There was a time when people claiming to have NDEs were written off by the scientific community as mentally unbalanced or religious zealots, but times have certainly changed. Founded in 1978 by four independent researchers, the International Association for Near-Death Studies began approaching the concept of the NDE from scientific and medical perspectives.
Biblical Scripture
This is not to say that religion is relegated to the back burner. The filmmakers present passages from biblical Scripture indicating that the NDE has a long and ancient history. Texts from Paul in Acts 14:19–20 and Corinthians 12:2–4 offer examples of long-deceased people returning to life for reasons unexplained. Also quoted is Book 10, Section 614 from Plato’s “Republic,” with similar claims.In the interest of “full disclosure” storytelling, the filmmakers take what some might feel to be a dicey move by including decidedly dark passages. According to the data presented, of those who have had an NDE, a full 23 percent of them described themselves as “visiting Hell.”

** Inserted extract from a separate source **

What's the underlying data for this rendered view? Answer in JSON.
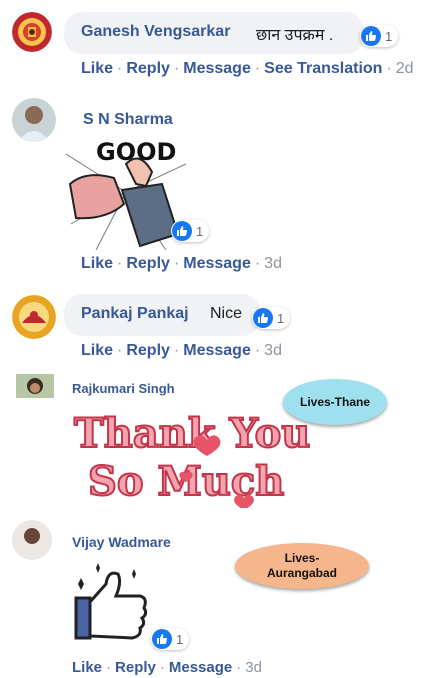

During several well-conceived and well-executed dramatic (yet restrained) re-creations based on testimony provided by the participants, these experiences were as harrowing as one could possibly imagine.
You Have to Go Back
All were told that their time on earth was not done and that they would have to return. So pleasant and awakening was his journey that car crash victim Don Piper exhibits marked levels of resentment, because he was shown the way to the Promised Land only to be forced to return to life on earth.In what is the most telling and hard-to-dismiss example, brain surgery patient Pam Reynolds (via archival video) describes watching her lifeless body on the operating table while identifying music playing in the operating room and specific medical instruments used by attending personnel.
Prior to the surgery, Reynolds (now deceased) was put into an induced coma and had her body temperature lowered to 50 degrees in order to prevent shock during the operation. It would have been impossible for her to recall any details of her operation, as she was clinically dead at the time.

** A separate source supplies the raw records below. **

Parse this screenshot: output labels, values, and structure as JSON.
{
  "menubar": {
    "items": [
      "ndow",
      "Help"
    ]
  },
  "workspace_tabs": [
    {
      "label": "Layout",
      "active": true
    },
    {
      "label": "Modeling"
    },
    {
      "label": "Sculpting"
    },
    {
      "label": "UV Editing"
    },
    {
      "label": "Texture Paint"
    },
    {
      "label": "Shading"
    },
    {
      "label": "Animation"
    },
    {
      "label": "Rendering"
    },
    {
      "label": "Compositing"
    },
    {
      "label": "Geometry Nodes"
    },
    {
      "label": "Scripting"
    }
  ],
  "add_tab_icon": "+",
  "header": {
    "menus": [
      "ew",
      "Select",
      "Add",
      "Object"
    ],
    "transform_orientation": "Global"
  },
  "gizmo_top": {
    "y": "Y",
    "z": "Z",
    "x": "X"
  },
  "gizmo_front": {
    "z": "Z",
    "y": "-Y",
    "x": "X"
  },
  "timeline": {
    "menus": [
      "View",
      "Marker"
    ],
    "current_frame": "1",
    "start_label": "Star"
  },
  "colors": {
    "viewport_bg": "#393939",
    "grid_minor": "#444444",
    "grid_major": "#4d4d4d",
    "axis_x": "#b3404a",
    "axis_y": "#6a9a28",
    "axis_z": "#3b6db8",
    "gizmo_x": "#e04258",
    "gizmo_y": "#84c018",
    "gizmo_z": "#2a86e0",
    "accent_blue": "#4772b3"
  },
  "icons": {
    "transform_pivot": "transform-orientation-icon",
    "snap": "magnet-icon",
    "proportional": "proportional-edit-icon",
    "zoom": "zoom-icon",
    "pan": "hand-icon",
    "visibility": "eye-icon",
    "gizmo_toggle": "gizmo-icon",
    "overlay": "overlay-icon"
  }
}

From a technical perspective, “After Death” is particularly impressive. The dramatic reenactments, usually an Achilles heel in any documentary, are kept in check and are quite convincing. For me, this is due in part to replacing dialogue with voiceovers and keeping their inclusion to a bare minimum.
Science Concedes
Featured prominently in “After Death,” cardiologist Michael Sabom projects a demeanor that suggests healthy skepticism. Speaking in a matter-of-fact tone and thoroughly lacking in pretense, spin, or hyperbole, Dr. Sabom likens his position on afterlife occurrences to that of a prosecuting attorney.His training as both a scientist and a doctor told him that trying to confirm something unprovable went against everything he knew, yet after decades of being exposed to dozens of unrelated cases with so much overlapping detail, he changed his mind. Later in the film, Dr. Sabom makes a pointed observation about the difference between the words “proof” and “evidence,” and how the latter applies to the belief in NDE.
Mirroring Dr. Sabom’s mindset are respected scholars Dr. Raymond Moody and Dr. Jeffrey Long, who were both also leery of the nonscientific, largely disprovable aspects of NDEs. At one point, all of these men set out to poke holes in the nonlogical aspects of existence beyond earth but could not.
These were not (but are now) men of faith; they were scientists who dealt in black and white. For them and others, to concede and ultimately extol the likelihood of life after death is more than enough for any and all nonbelievers to reconsider their (perhaps doubtful) previous positions.